Abschied von Kernkraft war umstritten
„Der Atomausstieg war auch eine energiewirtschaftlich richtige Entscheidung“, versichert Umwelt-Staatssekretär Joachim Flasbarth. Denn auch der Abschied von der Kernenergie war trotz Fukushima umstritten. Kritiker befürchteten Versorgungsprobleme und höhere Strompreise. Ein Vorwurf lautete zudem, dass Deutschland nun Atomstrom aus Nachbarländern beziehen müsse.

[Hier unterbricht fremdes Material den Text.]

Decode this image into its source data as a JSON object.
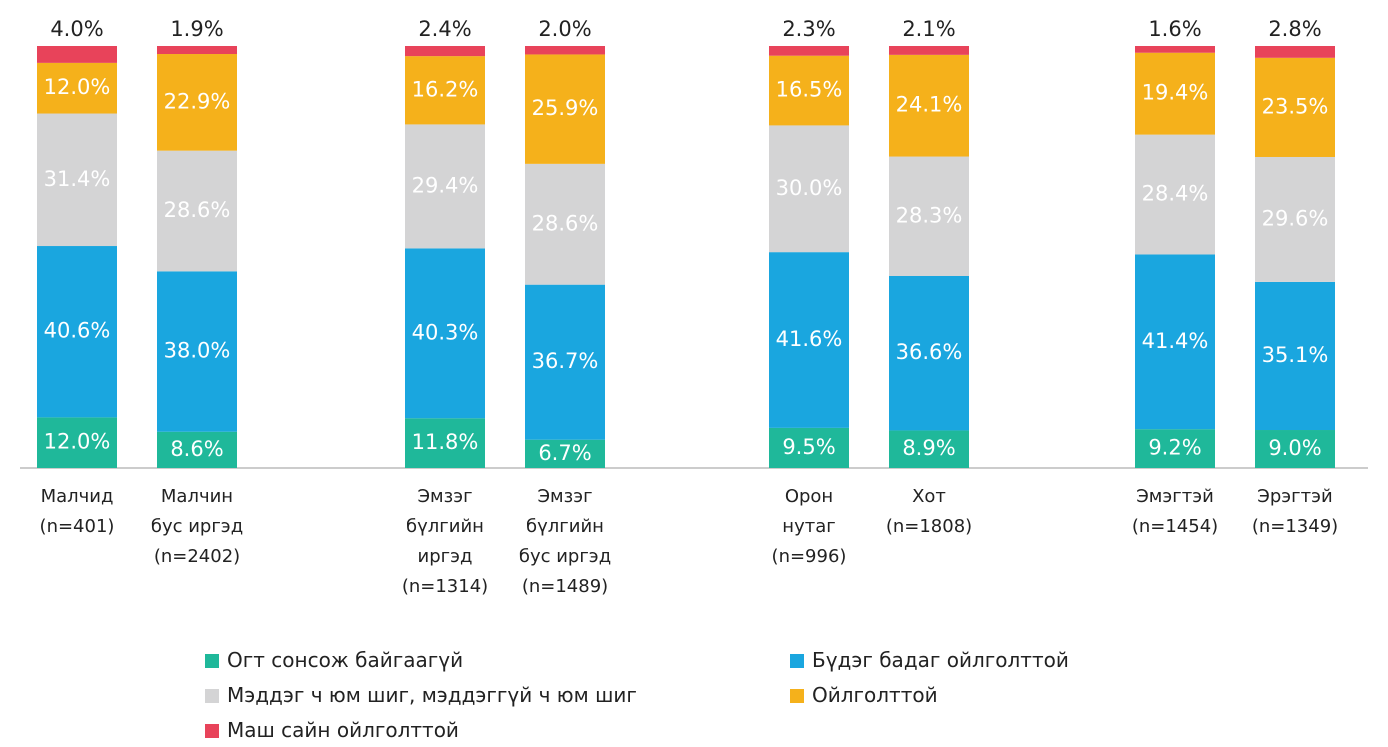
{
  "chart_data": {
    "type": "stacked_bar",
    "categories": [
      "Малчид\n(n=401)",
      "Малчин\nбус иргэд\n(n=2402)",
      "Эмзэг\nбүлгийн\nиргэд\n(n=1314)",
      "Эмзэг\nбүлгийн\nбус иргэд\n(n=1489)",
      "Орон\nнутаг\n(n=996)",
      "Хот\n(n=1808)",
      "Эмэгтэй\n(n=1454)",
      "Эрэгтэй\n(n=1349)"
    ],
    "series": [
      {
        "name": "Огт сонсож байгаагүй",
        "color": "#1fb89a",
        "values": [
          12.0,
          8.6,
          11.8,
          6.7,
          9.5,
          8.9,
          9.2,
          9.0
        ],
        "value_labels": [
          "12.0%",
          "8.6%",
          "11.8%",
          "6.7%",
          "9.5%",
          "8.9%",
          "9.2%",
          "9.0%"
        ]
      },
      {
        "name": "Бүдэг бадаг ойлголттой",
        "color": "#1aa6df",
        "values": [
          40.6,
          38.0,
          40.3,
          36.7,
          41.6,
          36.6,
          41.4,
          35.1
        ],
        "value_labels": [
          "40.6%",
          "38.0%",
          "40.3%",
          "36.7%",
          "41.6%",
          "36.6%",
          "41.4%",
          "35.1%"
        ]
      },
      {
        "name": "Мэддэг ч юм шиг, мэддэггүй ч юм шиг",
        "color": "#d4d4d5",
        "values": [
          31.4,
          28.6,
          29.4,
          28.6,
          30.0,
          28.3,
          28.4,
          29.6
        ],
        "value_labels": [
          "31.4%",
          "28.6%",
          "29.4%",
          "28.6%",
          "30.0%",
          "28.3%",
          "28.4%",
          "29.6%"
        ]
      },
      {
        "name": "Ойлголттой",
        "color": "#f5b11b",
        "values": [
          12.0,
          22.9,
          16.2,
          25.9,
          16.5,
          24.1,
          19.4,
          23.5
        ],
        "value_labels": [
          "12.0%",
          "22.9%",
          "16.2%",
          "25.9%",
          "16.5%",
          "24.1%",
          "19.4%",
          "23.5%"
        ]
      },
      {
        "name": "Маш сайн ойлголттой",
        "color": "#e8435a",
        "values": [
          4.0,
          1.9,
          2.4,
          2.0,
          2.3,
          2.1,
          1.6,
          2.8
        ],
        "value_labels": [
          "4.0%",
          "1.9%",
          "2.4%",
          "2.0%",
          "2.3%",
          "2.1%",
          "1.6%",
          "2.8%"
        ]
      }
    ]
  }
}
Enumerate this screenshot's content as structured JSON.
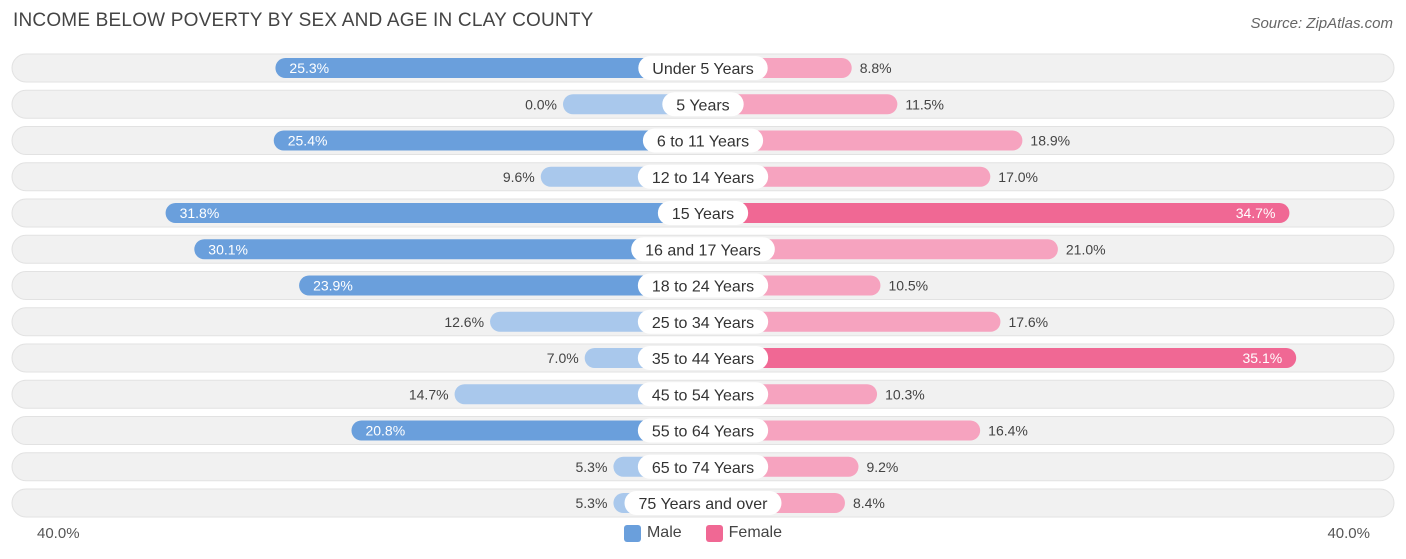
{
  "header": {
    "title": "INCOME BELOW POVERTY BY SEX AND AGE IN CLAY COUNTY",
    "source": "Source: ZipAtlas.com"
  },
  "axis": {
    "left_label": "40.0%",
    "right_label": "40.0%"
  },
  "legend": {
    "male_label": "Male",
    "female_label": "Female"
  },
  "colors": {
    "male_strong": "#6a9fdc",
    "male_light": "#a9c8ec",
    "female_strong": "#f06894",
    "female_light": "#f6a3bf",
    "row_bg": "#f0f0f0"
  },
  "chart_data": {
    "type": "bar",
    "orientation": "horizontal-diverging",
    "title": "INCOME BELOW POVERTY BY SEX AND AGE IN CLAY COUNTY",
    "xlim": [
      -40,
      40
    ],
    "categories": [
      "Under 5 Years",
      "5 Years",
      "6 to 11 Years",
      "12 to 14 Years",
      "15 Years",
      "16 and 17 Years",
      "18 to 24 Years",
      "25 to 34 Years",
      "35 to 44 Years",
      "45 to 54 Years",
      "55 to 64 Years",
      "65 to 74 Years",
      "75 Years and over"
    ],
    "series": [
      {
        "name": "Male",
        "values": [
          25.3,
          0.0,
          25.4,
          9.6,
          31.8,
          30.1,
          23.9,
          12.6,
          7.0,
          14.7,
          20.8,
          5.3,
          5.3
        ],
        "labels": [
          "25.3%",
          "0.0%",
          "25.4%",
          "9.6%",
          "31.8%",
          "30.1%",
          "23.9%",
          "12.6%",
          "7.0%",
          "14.7%",
          "20.8%",
          "5.3%",
          "5.3%"
        ]
      },
      {
        "name": "Female",
        "values": [
          8.8,
          11.5,
          18.9,
          17.0,
          34.7,
          21.0,
          10.5,
          17.6,
          35.1,
          10.3,
          16.4,
          9.2,
          8.4
        ],
        "labels": [
          "8.8%",
          "11.5%",
          "18.9%",
          "17.0%",
          "34.7%",
          "21.0%",
          "10.5%",
          "17.6%",
          "35.1%",
          "10.3%",
          "16.4%",
          "9.2%",
          "8.4%"
        ]
      }
    ],
    "legend": "bottom-center"
  }
}
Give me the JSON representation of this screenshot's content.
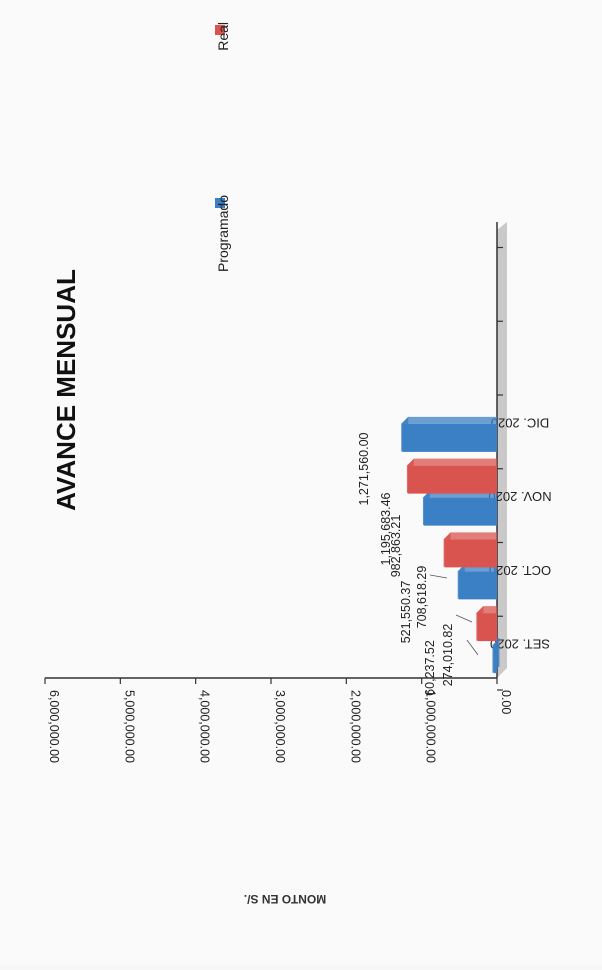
{
  "chart_data": {
    "type": "bar",
    "title": "AVANCE MENSUAL",
    "ylabel": "MONTO EN S/.",
    "xlabel": "",
    "categories": [
      "SET. 2020",
      "OCT. 2020",
      "NOV. 2020",
      "DIC. 2020"
    ],
    "series": [
      {
        "name": "Programado",
        "values": [
          60237.52,
          521550.37,
          982863.21,
          1271560.0
        ],
        "color": "#3b7fc4"
      },
      {
        "name": "Real",
        "values": [
          274010.82,
          708618.29,
          1195683.46,
          null
        ],
        "color": "#d9534f"
      }
    ],
    "value_labels": [
      [
        "60,237.52",
        "521,550.37",
        "982,863.21",
        "1,271,560.00"
      ],
      [
        "274,010.82",
        "708,618.29",
        "1,195,683.46",
        ""
      ]
    ],
    "yticks": [
      "0.00",
      "1,000,000.00",
      "2,000,000.00",
      "3,000,000.00",
      "4,000,000.00",
      "5,000,000.00",
      "6,000,000.00"
    ],
    "ylim": [
      0,
      6000000
    ],
    "legend_position": "top",
    "three_d": true,
    "orientation": "rotated-90"
  }
}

Im Rückblick zeigt sich jedoch: Die Sorgen waren unbegründet. Nach Angaben der Beratungsfirma Agora Energiewende ging der Anteil der Atomkraft an der Stromerzeugung zwar im vergangenen Jahrzehnt von 22 Prozent auf elf Prozent zurück. Doch die erneuerbaren Energien konnten den Aderlass mehr als ausgleichen. Ihr Anteil betrug im vergangenen Jahr 45 Prozent. Auch musste kein Strom zusätzlich importiert werden. Laut Agora stiegen die Exporte aus Deutschland heraus nach 2011 sogar stetig an.
Verbraucher müssen tiefer in die Tasche greifen
Etwas anders sieht es bei der Preisentwicklung aus. Hier müssen die Verbraucher tiefer in die Tasche greifen. Daran ist die Umlage für erneuerbare Energien schuld, also ein eher indirekter Effekt des Abschieds von der Kernkraft.
Unterdessen gibt es auch die gegenteilige Forderung, auf neue, modernere Atommeiler zu setzen, um den Klimawandel zu begrenzen. Bill Gates macht sich dafür zum Beispiel stark. Doch davon hält das Bundesumweltministerium gar nichts. „Atomenergie kann kein Klimaschützer sein“, sagt Flasbarth und führt gleich mehrere Gründe dafür an. So seien die neuen Atomtechnologien frühestens Mitte des Jahrhunderts einsatzbereit und im Vergleich zu der immer billigeren Ökoenergie zu teuer. Ein ganz konkretes Problem sieht er im Bedarf an Kühlwasser für die Reaktoren. Bei großer Außenhitze müssen die Reaktoren abgeschaltet werden, wenn sie nicht mehr ausreichend gekühlt werden können. In einem hoch industrialisierten Land sei Kernkraft nicht beherrschbar, stellt die Präsidentin des Bundesamts für Strahlenschutz (BfS), Inge Paulini, heute fest.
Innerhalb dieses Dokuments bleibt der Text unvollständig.